DEL MAFFEO: We are using Intel, and we’re partnering more and more with them because ASUS is one of Intel’s biggest customers, which helps us a lot.
The other point is that we have a pretty horizontal organizational structure at AAEON, without many levels between sales and the CEO. This allows us to be more reactive and feedback to be much faster throughout various divisions. Also, it helps Intel deploy its technology in a faster way. For example, when Intel goes to market to promote Skylake, they have to show products. Big customers want to see products that are tested, they want to make modifications, and we are a company that can support them in a very flexible, very fast way compared to most of our competitors.
We are also one of the few companies that strongly believes in the Quark technology from Intel. We design a lot of products around Quark for IoT for building management systems, home automation, etc. We’ve been supporting the original generation and are in direct contact with Intel’s Quark division for new developments, especially considering that the new generation of Quark will be suitable for wearables and could be leveraged by ASUS. ASUS and AAEON are complementary in that we cover all the markets.
Are you working with ARM at all?
DEL MAFFEO: We do some things with ARM but it’s not really our focus. Honestly, ARM is a very competitive market and it’s much more fragmented than x86. In the U.S. it’s okay, but in Europe and Asia it’s very fragmented. It’s also a different business model because it’s more software driven, so everyone today can design an ARM or a RISC solution. The problem is good software support for digital signal processing, and so on. We are using ARM because for key accounts we must be there, but we’re not really focused on that. No one in Taiwan, honestly, is really focused on ARM for industrial solutions.
ARM is a really disruptive technology, but as with all disruptive technologies it should be approached in a different way. A good point for us though is that Intel is covering the gap. Finally with Cherry Trail, for example, which has already been adopted by ASUS for the ZenFone, which uses a 2.1 GHz quad-core Cherry Trail SoC at 2 W. Technologies like this and Quark are bridging the gap between Intel and ARM, and we strongly believe in continuing our partnership with them going forward.
What are your thoughts on the IPC space moving forward?
DEL MAFFEO: Something that will happen soon in this market, although it’s still a rich market and still a very profitable market, profits are shrinking and companies are not really lean. I expect an optimization of the operations within companies, and AAEON is already going in that direction compared to some of our competitors.
What we’ve talked about is that things are mixing up. In retail and digital signage we will have low profits but high volumes, so market by market we have to approach things in different ways. In transportation we want to be a leader thanks to customization, which means not huge volume but larger profits. In IoT the partnership with Intel is making a difference.

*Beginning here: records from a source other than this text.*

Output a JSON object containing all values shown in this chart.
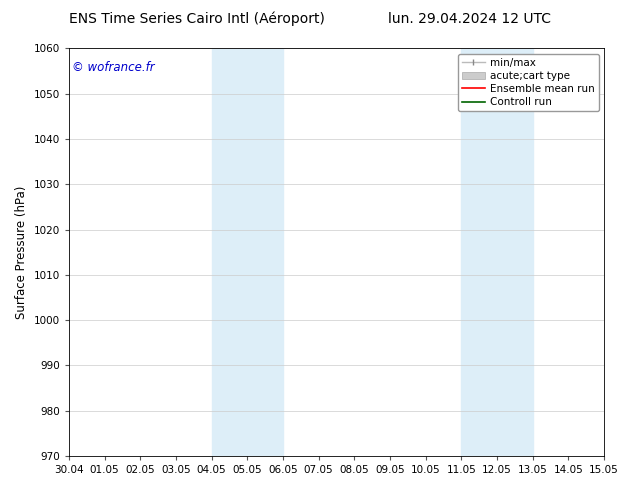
{
  "title_left": "ENS Time Series Cairo Intl (Aéroport)",
  "title_right": "lun. 29.04.2024 12 UTC",
  "ylabel": "Surface Pressure (hPa)",
  "ylim": [
    970,
    1060
  ],
  "yticks": [
    970,
    980,
    990,
    1000,
    1010,
    1020,
    1030,
    1040,
    1050,
    1060
  ],
  "xtick_labels": [
    "30.04",
    "01.05",
    "02.05",
    "03.05",
    "04.05",
    "05.05",
    "06.05",
    "07.05",
    "08.05",
    "09.05",
    "10.05",
    "11.05",
    "12.05",
    "13.05",
    "14.05",
    "15.05"
  ],
  "watermark": "© wofrance.fr",
  "watermark_color": "#0000cc",
  "bg_color": "#ffffff",
  "plot_bg_color": "#ffffff",
  "shaded_regions": [
    {
      "xstart": 4,
      "xend": 6,
      "color": "#ddeef8"
    },
    {
      "xstart": 11,
      "xend": 13,
      "color": "#ddeef8"
    }
  ],
  "grid_color": "#cccccc",
  "title_fontsize": 10,
  "tick_fontsize": 7.5,
  "ylabel_fontsize": 8.5,
  "legend_fontsize": 7.5
}
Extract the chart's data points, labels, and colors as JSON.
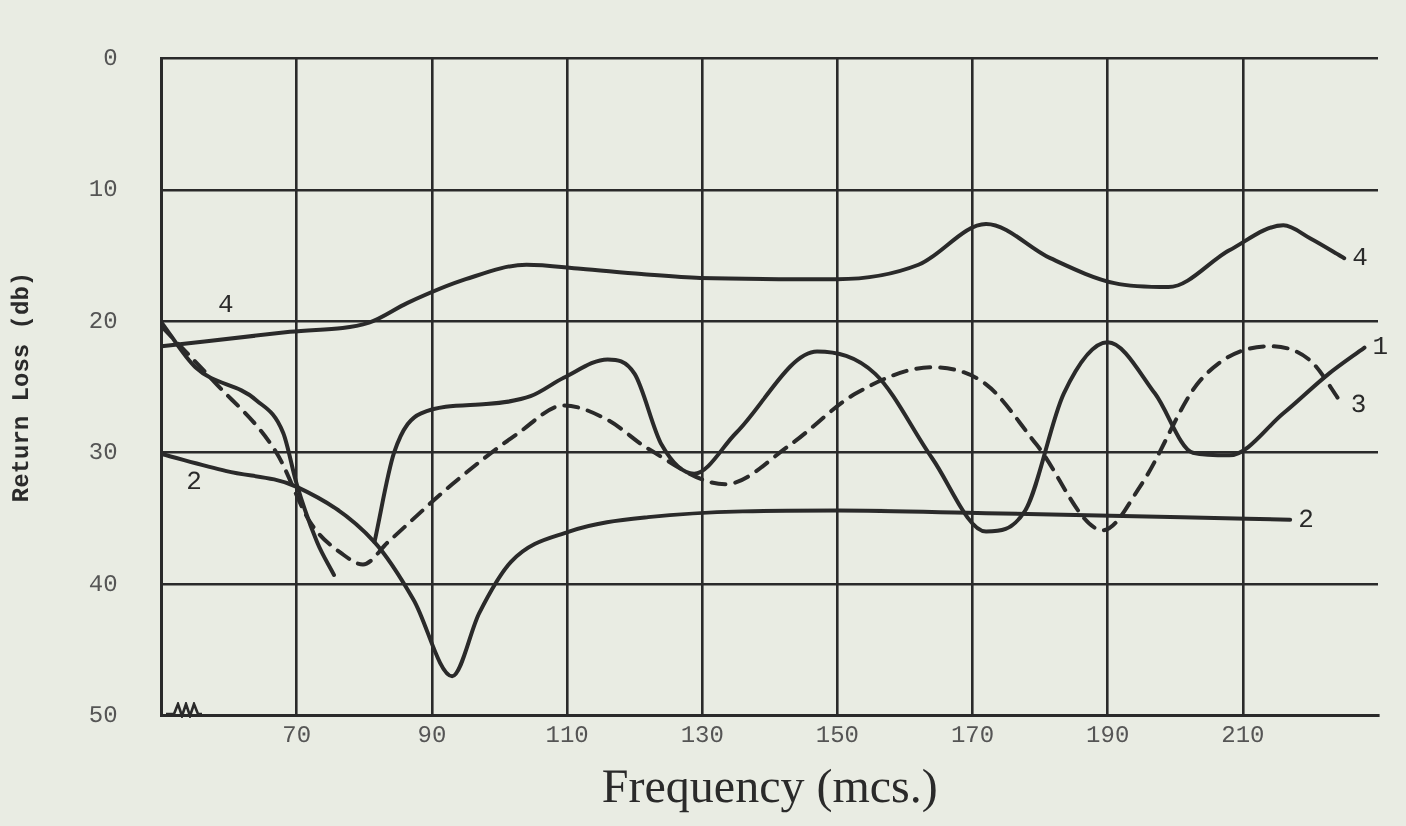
{
  "chart_data": {
    "type": "line",
    "xlabel": "Frequency (mcs.)",
    "ylabel": "Return Loss (db)",
    "xlim": [
      50,
      230
    ],
    "xticks": [
      70,
      90,
      110,
      130,
      150,
      170,
      190,
      210
    ],
    "ylim": [
      50,
      0
    ],
    "yticks": [
      0,
      10,
      20,
      30,
      40,
      50
    ],
    "grid": true,
    "legend": false,
    "marker": "none",
    "annotations": [
      "4",
      "2"
    ],
    "series": [
      {
        "name": "4",
        "color": "#2a2a2a",
        "line_style": "solid",
        "x": [
          50,
          69,
          80.7,
          86.4,
          95,
          104,
          112,
          121,
          129.7,
          150,
          162,
          172,
          181.5,
          191,
          199,
          208,
          216,
          220,
          225
        ],
        "values": [
          21.9,
          20.8,
          20.1,
          18.6,
          16.8,
          15.7,
          16.0,
          16.4,
          16.7,
          16.8,
          15.7,
          12.6,
          15.2,
          17.1,
          17.4,
          14.6,
          12.7,
          13.7,
          15.2
        ]
      },
      {
        "name": "1",
        "color": "#2a2a2a",
        "line_style": "solid",
        "x": [
          50,
          55,
          64,
          68,
          70,
          73,
          75.5,
          78,
          81.5,
          84.4,
          88.4,
          98,
          104.6,
          109.5,
          116,
          120,
          124,
          128.8,
          135,
          147,
          155.6,
          164,
          172,
          177.8,
          183.5,
          190,
          197,
          202.6,
          208,
          216,
          222.7,
          228
        ],
        "values": [
          20.1,
          23.5,
          26,
          28.5,
          32.4,
          36.8,
          39.3,
          null,
          36.8,
          30,
          27,
          26.3,
          25.7,
          24.3,
          22.9,
          24,
          29.4,
          31.6,
          28.5,
          22.3,
          24.0,
          30.4,
          36.0,
          34.4,
          25.5,
          21.6,
          25.5,
          30,
          30.2,
          27,
          24,
          22
        ]
      },
      {
        "name": "3",
        "color": "#2a2a2a",
        "line_style": "dashed",
        "x": [
          50,
          57.6,
          67,
          72,
          77,
          79.8,
          83.5,
          93,
          102.8,
          109.5,
          116,
          122,
          133.4,
          143,
          152.7,
          164,
          172,
          179.5,
          189.3,
          195,
          203.7,
          214,
          220,
          224.8
        ],
        "values": [
          20.4,
          24.5,
          30,
          35.3,
          37.8,
          38.5,
          36.8,
          32.4,
          28.5,
          26.4,
          27.5,
          29.7,
          32.4,
          29.4,
          25.5,
          23.5,
          24.8,
          29.4,
          35.9,
          32.4,
          24.5,
          21.9,
          23,
          26.4
        ]
      },
      {
        "name": "2",
        "color": "#2a2a2a",
        "line_style": "solid",
        "x": [
          50,
          59.6,
          70,
          81.5,
          87.3,
          93,
          97,
          101.7,
          110.3,
          122,
          150,
          172,
          201,
          217
        ],
        "values": [
          30.1,
          31.4,
          32.6,
          36.8,
          41.2,
          47,
          42.2,
          38.3,
          36.0,
          34.9,
          34.4,
          34.6,
          34.9,
          35.1
        ]
      }
    ]
  }
}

Five years ago there was no real differentiation because each company approached each market in the same way. There were no vertical solutions, so you had a product for signage and you proposed the same product for industrial. Nowadays, because the margins are shrinking you have to optimize the design and the production, so you have to think about each way that you produce the product and where to produce it, which technology to leverage. We are all at the beginning of this.